The European Commission is increasingly leaning towards raising interest rates next month, amid rising inflationary pressures linked to the conflict with Iran, Bloomberg reported on Sunday, citing European Central Bank Governing Council member Martin Kucher.
Kusher noted that inflation will likely be higher this year than previously expected, as conflict-related high energy costs add further price pressures on households and businesses in the region.
In remarks made on the sidelines of a meeting of European finance ministers in Cyprus, Kocher said policymakers were effectively considering two options: keeping interest rates unchanged, or raising them during the European Central Bank’s upcoming meeting in June.
Kucher said: There are always scenarios with very low probabilities that could lead to a different assessment of the situation, but at the moment, everything indicates that we will choose between holding interest rates steady or raising them.
The European Central Bank's next policy meeting is scheduled for June 10-11, when officials will also be briefed on updated economic forecasts including growth and inflation.
These remarks come at a time when financial markets are reassessing their expectations for European monetary policy, following the sharp rise in oil prices that followed the outbreak of hostilities between Iran and the United States earlier this year.
The conflict has disrupted shipping through the Strait of Hormuz, a vital waterway for global energy exports, raising concerns that higher fuel and transportation costs could have wider inflationary implications.
Although US President Donald Trump announced on Saturday that a peace agreement with Iran was in its final stages, details of any agreement have not yet been released.
Kucher stressed that the level of uncertainty remains high, and declined to provide guidance on the European Central Bank's monetary policy path beyond the next meeting.

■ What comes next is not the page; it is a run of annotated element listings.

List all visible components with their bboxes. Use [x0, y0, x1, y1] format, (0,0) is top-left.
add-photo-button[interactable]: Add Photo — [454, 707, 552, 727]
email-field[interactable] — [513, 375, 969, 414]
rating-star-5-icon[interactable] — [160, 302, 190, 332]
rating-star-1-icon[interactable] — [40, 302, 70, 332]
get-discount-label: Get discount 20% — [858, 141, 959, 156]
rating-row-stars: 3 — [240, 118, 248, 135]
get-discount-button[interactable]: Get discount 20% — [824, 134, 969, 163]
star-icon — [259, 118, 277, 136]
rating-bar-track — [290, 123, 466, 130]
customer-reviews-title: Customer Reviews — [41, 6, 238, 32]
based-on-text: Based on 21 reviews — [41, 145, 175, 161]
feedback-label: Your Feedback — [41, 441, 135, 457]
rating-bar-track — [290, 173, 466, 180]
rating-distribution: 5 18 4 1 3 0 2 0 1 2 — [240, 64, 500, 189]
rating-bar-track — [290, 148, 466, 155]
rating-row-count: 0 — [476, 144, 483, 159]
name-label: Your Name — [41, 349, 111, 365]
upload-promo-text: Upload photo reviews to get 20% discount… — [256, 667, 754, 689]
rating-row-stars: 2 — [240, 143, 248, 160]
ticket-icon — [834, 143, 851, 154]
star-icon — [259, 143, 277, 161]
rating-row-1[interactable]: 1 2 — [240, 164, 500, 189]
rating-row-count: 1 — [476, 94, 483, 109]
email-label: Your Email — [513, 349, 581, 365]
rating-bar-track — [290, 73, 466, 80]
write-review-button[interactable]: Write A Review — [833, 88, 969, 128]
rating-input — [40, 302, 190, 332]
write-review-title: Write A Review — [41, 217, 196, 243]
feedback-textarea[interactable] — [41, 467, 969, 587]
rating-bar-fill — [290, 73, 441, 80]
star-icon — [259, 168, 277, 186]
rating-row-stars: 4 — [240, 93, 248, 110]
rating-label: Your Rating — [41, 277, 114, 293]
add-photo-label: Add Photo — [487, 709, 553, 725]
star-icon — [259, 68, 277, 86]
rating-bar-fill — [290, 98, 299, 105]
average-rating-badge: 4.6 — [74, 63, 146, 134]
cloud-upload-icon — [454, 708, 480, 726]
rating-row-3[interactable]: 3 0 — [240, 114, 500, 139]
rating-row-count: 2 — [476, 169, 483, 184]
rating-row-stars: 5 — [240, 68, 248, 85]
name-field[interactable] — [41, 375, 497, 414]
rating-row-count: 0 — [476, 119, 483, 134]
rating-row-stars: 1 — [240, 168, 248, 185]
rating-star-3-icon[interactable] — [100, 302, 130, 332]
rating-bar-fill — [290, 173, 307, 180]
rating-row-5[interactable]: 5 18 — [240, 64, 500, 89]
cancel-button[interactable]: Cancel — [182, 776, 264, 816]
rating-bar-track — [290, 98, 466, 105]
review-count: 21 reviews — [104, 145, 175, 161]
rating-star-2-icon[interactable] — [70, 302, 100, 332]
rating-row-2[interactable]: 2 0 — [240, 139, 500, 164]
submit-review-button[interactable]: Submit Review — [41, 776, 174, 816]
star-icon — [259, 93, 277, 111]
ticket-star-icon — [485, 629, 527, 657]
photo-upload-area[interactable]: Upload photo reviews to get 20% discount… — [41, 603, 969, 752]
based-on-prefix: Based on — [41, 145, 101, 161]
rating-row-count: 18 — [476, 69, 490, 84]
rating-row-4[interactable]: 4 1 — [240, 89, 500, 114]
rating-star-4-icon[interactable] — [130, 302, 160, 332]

He added that recent economic data indicates that the Eurozone economy has shown relative resilience despite geopolitical tensions and weaker-than-expected growth in the first quarter.
Inflation had recently returned to the European Central Bank's 2% target before the trade war began pushing energy prices higher. Policymakers are now assessing whether the recent price shock could lead to more persistent inflationary pressures and affect long-term inflation expectations.
The European Central Bank's new forecasts, due to be released next month, are expected to play a pivotal role in shaping the bank's monetary policy decision.